Let’s be very clear though, these workflows exist for very good reasons and have evolved over many years. Voice markets remain because relationships, judgement and expertise still matter. The real problem though is that energy markets have become more complicated and the tools available to understand them have simply not kept pace.

Over the decades, the prevailing response has been to try to alter behaviour. A huge amount of effort has gone into things like moving trading activity onto centralised platforms, standardising processes, and in some cases even encouraging traders to work differently. While this has sometimes worked, more often than not it has struggled because markets rarely conform neatly to the assumptions built into technology.

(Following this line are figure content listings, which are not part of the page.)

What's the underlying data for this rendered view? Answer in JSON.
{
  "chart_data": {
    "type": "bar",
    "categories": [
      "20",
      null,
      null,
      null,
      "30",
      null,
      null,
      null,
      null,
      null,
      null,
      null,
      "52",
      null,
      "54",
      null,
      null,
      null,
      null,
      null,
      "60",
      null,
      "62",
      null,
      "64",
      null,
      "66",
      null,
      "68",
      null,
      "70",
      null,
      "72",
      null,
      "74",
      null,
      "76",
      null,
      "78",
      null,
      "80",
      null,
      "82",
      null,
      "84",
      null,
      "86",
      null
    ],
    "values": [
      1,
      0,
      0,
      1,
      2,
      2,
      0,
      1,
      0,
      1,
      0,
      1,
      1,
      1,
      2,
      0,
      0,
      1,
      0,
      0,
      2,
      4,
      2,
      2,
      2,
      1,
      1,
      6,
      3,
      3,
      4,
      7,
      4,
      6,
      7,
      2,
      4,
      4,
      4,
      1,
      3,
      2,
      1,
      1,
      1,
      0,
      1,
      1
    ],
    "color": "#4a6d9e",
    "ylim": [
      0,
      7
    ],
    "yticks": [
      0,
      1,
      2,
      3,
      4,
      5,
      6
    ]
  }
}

Until now, everyone has been trying to build tech that practically rejects the accepted reality of how energy markets function. However, rather than forcing market participants into new workflows, a more pragmatic approach would be to tap into the information already flowing through existing processes. After all, surely trying to enhance trading behaviour is better than trying to replace it?

This is where artificial intelligence (AI) has the potential to move this longstanding debate in a more meaningful direction. Today, most AI discourse focuses on doing more with fewer people. Far less attention is given to how AI can help firms empower their people with new capabilities: tools that adapt to their workflows, give them a genuine competitive edge, and expand the overall market.

There is no logical reason for some of the most valuable energy market intelligence to reside inside chats and sporadic phone conversations. We live in a world where insights can be organised and raised in ways that support more informed trading decisions without relying on synthetic intelligence. This is about empowering people to become more effective at the jobs because they are better informed.

Sporadic bouts of extreme price volatility will always be part of global energy markets. But longer term sustainable advantages are rarely built on extraordinary events. The firms that gain the greatest edge in the years ahead may not be those with the largest trading books. They may simply be the ones that are best able to unlock the intelligence already sitting within their organisations.